ERBIL, Kurdistan Region – Some 1,500 Sunni families complain that the Iraqi government and its Shiite militias are preventing them from returning to their homes in Salahadin province that have been liberated from the Islamic State (ISIS).
“Our areas (in Salahadin province) have been liberated from ISIS for almost a year and seven months, but there is not even a glimmer of hope of returning to our homes because the Iraqi government is fighting a sectarian war with us,” an elderly Sunni man based at the Lailan refugee camp in Kirkuk, claimed to Rudaw.
At least 7,500 displaced people live in miserable conditions at the Lailan refugee camp, complaining that they do not have money even to by the most basic foods.
“If anyone has the money to buy even a kilo of tomatoes, they can survive. But those who can’t are left to begging,” said another displaced person at the camp, complaining that there are no facilities at the camp, which is “drowning in filth.”

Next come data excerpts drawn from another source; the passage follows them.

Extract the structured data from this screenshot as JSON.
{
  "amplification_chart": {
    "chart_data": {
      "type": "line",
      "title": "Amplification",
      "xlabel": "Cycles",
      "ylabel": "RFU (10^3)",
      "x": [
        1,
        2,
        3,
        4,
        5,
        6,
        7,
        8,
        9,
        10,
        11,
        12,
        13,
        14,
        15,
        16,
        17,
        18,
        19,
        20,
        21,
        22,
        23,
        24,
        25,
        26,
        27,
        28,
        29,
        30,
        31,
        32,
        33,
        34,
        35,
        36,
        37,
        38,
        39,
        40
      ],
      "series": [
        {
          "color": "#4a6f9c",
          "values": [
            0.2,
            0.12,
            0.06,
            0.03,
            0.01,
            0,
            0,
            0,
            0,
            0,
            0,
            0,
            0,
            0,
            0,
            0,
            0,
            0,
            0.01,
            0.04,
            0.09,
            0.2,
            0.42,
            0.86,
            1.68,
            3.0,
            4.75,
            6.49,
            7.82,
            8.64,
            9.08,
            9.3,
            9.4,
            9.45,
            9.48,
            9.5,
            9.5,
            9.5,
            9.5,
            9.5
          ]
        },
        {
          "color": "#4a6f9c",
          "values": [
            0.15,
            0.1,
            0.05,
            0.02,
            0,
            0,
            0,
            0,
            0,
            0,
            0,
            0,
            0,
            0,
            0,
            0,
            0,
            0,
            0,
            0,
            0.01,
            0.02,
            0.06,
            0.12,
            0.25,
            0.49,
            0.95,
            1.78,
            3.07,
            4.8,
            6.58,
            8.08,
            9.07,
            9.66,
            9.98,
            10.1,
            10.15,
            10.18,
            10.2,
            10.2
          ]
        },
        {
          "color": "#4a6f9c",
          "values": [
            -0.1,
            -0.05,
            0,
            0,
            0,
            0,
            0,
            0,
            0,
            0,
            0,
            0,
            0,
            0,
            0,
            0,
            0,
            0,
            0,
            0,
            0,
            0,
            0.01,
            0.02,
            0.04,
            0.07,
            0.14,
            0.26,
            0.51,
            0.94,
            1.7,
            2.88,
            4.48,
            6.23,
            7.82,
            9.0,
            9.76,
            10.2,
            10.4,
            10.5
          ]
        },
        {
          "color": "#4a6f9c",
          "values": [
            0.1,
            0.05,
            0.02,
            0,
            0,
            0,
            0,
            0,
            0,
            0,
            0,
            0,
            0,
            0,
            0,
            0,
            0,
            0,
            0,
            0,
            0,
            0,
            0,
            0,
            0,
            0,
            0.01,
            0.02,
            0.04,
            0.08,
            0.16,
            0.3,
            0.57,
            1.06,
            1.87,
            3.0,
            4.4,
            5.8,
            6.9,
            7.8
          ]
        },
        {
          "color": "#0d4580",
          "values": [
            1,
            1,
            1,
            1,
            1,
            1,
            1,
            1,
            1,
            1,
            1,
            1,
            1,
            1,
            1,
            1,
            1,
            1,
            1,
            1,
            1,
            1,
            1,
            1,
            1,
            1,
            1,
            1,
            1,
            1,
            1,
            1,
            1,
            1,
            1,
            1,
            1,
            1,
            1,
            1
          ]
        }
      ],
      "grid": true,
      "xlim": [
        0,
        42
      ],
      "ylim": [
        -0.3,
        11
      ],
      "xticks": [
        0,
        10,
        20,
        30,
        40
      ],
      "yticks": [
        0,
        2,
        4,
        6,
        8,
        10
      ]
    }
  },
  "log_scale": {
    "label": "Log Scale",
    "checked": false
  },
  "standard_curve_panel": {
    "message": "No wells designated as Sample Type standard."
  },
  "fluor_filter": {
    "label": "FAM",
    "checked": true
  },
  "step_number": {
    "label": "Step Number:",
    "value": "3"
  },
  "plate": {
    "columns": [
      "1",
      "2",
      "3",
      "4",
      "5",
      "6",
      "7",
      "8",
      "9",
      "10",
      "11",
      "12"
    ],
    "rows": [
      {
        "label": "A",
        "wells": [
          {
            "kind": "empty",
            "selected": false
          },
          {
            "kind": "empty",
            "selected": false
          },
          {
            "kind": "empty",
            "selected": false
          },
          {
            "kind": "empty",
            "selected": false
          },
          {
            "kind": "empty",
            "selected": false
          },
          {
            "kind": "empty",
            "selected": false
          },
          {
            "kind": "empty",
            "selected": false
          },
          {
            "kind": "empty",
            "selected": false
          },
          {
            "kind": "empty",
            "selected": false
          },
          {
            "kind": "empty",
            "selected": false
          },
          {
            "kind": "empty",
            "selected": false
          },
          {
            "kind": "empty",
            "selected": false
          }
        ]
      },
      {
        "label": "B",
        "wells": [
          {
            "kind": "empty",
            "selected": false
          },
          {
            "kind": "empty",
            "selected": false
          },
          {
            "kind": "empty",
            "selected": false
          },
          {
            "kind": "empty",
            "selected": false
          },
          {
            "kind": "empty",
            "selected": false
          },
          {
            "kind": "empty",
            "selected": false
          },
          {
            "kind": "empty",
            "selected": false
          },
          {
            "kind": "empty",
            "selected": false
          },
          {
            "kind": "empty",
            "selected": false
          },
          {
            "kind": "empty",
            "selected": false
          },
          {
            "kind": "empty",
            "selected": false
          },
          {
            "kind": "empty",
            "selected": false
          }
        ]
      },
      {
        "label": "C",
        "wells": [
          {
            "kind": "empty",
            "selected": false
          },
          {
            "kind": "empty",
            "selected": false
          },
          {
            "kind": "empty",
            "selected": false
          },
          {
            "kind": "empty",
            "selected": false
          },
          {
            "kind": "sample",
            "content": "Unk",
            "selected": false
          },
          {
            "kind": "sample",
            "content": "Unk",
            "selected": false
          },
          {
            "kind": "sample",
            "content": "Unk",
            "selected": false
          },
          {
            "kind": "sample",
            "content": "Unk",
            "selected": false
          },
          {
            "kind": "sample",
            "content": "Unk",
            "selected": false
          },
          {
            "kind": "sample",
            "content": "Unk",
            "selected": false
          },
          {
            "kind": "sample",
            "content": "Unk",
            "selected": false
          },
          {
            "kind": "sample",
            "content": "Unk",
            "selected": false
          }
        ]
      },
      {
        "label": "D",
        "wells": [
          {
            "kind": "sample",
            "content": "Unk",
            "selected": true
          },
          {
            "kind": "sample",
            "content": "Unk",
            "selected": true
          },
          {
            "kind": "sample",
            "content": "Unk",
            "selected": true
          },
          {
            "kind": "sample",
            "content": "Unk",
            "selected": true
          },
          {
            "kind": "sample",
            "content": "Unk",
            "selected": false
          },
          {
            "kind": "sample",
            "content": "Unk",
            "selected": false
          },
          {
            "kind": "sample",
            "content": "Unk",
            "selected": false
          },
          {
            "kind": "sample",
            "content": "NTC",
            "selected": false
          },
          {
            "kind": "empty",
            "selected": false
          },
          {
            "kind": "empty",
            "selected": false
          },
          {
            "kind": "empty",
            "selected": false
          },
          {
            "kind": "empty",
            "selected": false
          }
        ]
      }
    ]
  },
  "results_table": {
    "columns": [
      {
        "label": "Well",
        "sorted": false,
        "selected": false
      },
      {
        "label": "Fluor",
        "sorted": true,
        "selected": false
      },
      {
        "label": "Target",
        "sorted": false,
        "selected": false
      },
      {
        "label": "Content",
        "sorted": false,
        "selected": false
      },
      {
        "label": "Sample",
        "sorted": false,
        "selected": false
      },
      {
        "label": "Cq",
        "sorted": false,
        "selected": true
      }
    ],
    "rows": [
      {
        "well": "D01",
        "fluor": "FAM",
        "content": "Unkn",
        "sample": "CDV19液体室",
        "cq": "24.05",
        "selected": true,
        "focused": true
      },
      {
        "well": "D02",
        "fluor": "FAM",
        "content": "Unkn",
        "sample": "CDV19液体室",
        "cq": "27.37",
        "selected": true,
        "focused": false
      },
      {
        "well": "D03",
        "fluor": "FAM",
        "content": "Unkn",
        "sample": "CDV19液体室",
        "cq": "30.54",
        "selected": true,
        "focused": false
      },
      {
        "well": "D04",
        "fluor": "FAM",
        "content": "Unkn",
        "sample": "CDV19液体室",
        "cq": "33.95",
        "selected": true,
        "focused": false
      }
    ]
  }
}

Salahadin province has been cleared of ISIS for more than 18 months. During the militants’ sway over the province, hundreds of thousands of residents fled to other Iraqi cities, many to Kirkuk.
Refugees who fled are now living in refugee camps, where they complain there are no schools, work, healthcare or clean water. The refugees call on the Shiite militia, known as Hashd al-Shaabi, to allow them return to their lands.
“The Iraqi government has not aided us, now we only want to return to our areas. We do not want anything else,” said one refugee.
Provincial authorities in Kirkuk have thrice urged Baghdad to help return the displaced people to their homes, but the central government has not made any move.
An estimated 500,000 Internally Displaced Persons (IDPs) in central and southern Iraq have taken shelter in the north, most in the autonomous Kurdistan Region.